Qumulo edges out WEKA in Azure cloud performance benchmark

Scale-out file system supplier Qumulo has beaten WEKA in the Azure cloud using an AI-related benchmark.

The SPECStorage Solution 2020 benchmark has an AI Image subset alongside four other workload scenarios: Electronic Design Automation (EDA), Genomics, Software Builds, and Video Data Acquisition (VDA). The Azure Native Qumulo (ANQ) offering achieved 704 AI Image jobs with an overall response time (ORT) of 0.84ms and delivering 68,849MB/sec

Qumulo claimed that this is both the industry’s fastest and most cost-effective cloud-native storage offering as its Azure run cost “~$400 list pricing” for a five-hour burst period. The software used a SaaS PAYG (pay as you go) model, in which metering stops when performance isn’t needed.

It said that deploying cost-effective AI training infrastructure in the public cloud requires transferring data from inexpensive and scalable object storage to limited and expensive file caches. ANQ acts as an intelligent caching data accelerator for the Azure object store, executing parallelized, pre-fetched reads, served directly from the Azure primitive infrastructure via the Qumulo file system to GPUs running AI training models.

WEKA recorded the highest results in four of the benchmark’s categories in January 2022, including AI. It reported 1,400 AI Image jobs with an overall response time (ORT) of 0.84ms using Samsung SSDs.

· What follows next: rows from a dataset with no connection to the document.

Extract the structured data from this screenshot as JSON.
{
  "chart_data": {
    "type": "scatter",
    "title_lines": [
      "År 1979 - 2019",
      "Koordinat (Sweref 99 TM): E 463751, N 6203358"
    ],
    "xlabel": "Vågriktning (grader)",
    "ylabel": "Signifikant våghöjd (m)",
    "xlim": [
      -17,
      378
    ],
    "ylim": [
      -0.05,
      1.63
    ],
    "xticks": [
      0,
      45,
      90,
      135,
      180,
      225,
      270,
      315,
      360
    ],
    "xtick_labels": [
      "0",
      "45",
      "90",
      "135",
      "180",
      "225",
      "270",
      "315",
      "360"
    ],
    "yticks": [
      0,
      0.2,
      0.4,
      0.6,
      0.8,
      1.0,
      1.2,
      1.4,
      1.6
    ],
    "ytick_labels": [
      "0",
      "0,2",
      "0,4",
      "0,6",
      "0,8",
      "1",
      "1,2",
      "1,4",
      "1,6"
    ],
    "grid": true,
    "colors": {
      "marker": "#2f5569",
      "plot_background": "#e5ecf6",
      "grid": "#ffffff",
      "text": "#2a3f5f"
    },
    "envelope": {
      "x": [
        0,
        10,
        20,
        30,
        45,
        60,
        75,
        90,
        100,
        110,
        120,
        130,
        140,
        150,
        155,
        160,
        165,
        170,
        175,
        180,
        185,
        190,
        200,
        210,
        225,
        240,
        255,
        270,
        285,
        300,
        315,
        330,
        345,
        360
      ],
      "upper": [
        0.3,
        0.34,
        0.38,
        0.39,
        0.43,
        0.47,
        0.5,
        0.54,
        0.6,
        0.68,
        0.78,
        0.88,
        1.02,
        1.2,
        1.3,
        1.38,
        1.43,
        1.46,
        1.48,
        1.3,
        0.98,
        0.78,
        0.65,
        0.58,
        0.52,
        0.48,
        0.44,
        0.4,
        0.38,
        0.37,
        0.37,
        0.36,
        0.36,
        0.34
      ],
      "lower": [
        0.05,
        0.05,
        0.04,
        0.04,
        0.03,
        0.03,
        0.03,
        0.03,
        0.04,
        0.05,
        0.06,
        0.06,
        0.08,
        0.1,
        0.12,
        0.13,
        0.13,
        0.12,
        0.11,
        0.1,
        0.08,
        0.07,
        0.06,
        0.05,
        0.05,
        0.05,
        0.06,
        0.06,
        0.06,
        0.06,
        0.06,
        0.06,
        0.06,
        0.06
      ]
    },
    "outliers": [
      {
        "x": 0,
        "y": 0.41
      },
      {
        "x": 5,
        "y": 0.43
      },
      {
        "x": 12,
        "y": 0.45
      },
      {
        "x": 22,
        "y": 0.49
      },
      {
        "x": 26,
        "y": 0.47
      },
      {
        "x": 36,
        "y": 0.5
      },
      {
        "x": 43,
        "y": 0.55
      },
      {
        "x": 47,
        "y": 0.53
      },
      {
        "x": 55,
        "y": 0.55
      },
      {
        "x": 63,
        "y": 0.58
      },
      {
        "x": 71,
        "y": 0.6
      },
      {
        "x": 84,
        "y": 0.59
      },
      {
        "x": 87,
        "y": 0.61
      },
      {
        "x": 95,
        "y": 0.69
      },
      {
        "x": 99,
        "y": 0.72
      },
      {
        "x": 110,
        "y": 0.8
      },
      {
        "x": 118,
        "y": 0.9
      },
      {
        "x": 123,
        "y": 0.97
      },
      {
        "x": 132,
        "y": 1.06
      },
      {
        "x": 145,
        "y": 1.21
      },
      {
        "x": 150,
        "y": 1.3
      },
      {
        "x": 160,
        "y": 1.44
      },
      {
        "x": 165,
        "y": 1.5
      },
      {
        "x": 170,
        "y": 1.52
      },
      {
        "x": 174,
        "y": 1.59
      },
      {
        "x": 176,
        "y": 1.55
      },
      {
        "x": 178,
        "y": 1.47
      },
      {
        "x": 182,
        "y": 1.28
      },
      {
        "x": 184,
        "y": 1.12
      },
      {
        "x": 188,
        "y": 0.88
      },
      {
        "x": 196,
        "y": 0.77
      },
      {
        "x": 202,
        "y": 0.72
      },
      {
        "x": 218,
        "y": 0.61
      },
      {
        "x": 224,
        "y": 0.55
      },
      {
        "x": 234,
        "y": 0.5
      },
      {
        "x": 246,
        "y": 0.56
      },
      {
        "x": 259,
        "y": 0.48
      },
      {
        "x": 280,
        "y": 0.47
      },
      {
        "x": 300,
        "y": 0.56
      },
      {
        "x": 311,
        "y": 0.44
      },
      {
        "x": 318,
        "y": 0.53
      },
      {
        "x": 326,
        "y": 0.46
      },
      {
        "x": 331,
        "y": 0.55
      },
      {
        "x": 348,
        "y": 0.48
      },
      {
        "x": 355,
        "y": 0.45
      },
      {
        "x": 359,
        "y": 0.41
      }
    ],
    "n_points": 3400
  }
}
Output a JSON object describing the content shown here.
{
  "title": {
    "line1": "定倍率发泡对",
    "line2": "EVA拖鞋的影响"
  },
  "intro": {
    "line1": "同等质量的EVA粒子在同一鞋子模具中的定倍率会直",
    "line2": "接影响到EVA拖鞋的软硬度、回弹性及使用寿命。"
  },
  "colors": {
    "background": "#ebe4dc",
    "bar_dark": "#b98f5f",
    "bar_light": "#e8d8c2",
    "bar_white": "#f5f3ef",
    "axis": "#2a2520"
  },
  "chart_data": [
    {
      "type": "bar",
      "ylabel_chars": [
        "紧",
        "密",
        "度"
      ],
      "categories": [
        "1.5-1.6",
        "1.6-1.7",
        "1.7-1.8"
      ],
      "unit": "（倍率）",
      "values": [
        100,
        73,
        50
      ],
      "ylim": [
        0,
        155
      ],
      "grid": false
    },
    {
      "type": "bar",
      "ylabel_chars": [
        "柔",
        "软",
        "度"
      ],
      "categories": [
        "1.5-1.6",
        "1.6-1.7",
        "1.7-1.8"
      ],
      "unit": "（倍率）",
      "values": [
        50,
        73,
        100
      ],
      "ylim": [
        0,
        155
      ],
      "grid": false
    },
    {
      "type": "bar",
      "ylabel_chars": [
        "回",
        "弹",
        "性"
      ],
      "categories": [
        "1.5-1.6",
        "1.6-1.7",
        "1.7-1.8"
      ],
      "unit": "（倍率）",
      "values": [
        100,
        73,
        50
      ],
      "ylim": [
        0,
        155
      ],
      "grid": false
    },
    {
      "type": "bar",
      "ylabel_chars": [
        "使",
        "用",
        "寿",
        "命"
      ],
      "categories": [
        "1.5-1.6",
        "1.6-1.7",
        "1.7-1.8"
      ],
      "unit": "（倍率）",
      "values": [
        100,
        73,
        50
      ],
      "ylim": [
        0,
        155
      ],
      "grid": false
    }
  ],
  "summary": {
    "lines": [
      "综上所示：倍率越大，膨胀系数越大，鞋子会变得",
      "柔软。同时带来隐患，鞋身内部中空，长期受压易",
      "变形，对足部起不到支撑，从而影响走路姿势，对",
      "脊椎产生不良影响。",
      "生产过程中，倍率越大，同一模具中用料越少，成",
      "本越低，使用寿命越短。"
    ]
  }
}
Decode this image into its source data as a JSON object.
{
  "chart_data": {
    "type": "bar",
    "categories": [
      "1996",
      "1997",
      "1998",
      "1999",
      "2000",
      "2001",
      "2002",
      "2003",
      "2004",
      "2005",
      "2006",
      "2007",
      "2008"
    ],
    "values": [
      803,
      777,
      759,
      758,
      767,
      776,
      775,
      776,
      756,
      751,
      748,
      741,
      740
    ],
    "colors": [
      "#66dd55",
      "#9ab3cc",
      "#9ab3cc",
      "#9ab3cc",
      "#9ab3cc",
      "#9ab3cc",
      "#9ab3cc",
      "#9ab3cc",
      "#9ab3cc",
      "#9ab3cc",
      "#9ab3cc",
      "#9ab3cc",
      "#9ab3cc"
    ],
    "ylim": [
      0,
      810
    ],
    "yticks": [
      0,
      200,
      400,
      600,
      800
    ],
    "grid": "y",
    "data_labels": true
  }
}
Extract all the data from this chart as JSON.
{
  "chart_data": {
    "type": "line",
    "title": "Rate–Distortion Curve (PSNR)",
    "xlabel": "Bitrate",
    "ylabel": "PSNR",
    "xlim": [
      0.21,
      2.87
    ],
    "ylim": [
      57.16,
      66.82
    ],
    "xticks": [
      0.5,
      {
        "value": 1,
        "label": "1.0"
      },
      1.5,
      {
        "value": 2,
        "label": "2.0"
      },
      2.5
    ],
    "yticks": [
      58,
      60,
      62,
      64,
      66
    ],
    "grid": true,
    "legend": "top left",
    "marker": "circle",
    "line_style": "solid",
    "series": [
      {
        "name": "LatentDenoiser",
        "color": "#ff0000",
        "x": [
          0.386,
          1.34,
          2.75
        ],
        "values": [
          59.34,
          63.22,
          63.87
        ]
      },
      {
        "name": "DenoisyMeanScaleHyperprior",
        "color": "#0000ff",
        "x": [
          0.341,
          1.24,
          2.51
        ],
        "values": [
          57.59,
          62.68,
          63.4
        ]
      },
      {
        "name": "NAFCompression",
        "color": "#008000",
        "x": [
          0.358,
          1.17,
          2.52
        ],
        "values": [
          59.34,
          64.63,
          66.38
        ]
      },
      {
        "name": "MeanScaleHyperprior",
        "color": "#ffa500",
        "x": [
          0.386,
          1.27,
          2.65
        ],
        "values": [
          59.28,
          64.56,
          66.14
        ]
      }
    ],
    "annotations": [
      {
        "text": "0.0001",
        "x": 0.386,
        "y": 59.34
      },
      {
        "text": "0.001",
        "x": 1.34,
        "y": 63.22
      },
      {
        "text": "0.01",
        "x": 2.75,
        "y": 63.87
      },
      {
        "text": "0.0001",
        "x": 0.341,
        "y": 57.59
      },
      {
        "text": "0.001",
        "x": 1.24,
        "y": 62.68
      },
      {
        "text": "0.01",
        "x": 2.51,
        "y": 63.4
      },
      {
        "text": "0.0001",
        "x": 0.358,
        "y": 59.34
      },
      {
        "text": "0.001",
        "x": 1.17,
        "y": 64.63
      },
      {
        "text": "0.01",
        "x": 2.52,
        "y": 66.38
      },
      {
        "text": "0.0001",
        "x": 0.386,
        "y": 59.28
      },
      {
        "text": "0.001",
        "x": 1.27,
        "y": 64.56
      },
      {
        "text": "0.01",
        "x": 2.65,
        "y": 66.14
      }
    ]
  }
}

A separate run with WEKA software running in the Azure public cloud recorded 700 AI Image jobs with a 0.85ms ORT and 68,318MB/sec. Qumulo has just beaten this by four jobs, 0.01ms, and 531MB/sec – a narrow margin.

A chart shows the differing vendor product results:

Qumulo has a lower ORT than WEKA in the AWS public cloud but a far lower AI Image job count. 

A Qumulo blog claims that its Azure PAYG pricing model is disruptive. It argues that “most other vendors, including a previous submission at 700 jobs at 0.85ms ORT, do not communicate costs transparently.”

The blog authors further state: “They include a large, non-elastic deployment of over-sized VMs that you would have to keep running, even after deployment, in order to maintain your data set. They require a 1–3 year software subscription, costing hundreds of thousands of dollars, on a software entitlement vs having a PAYG consumption model.”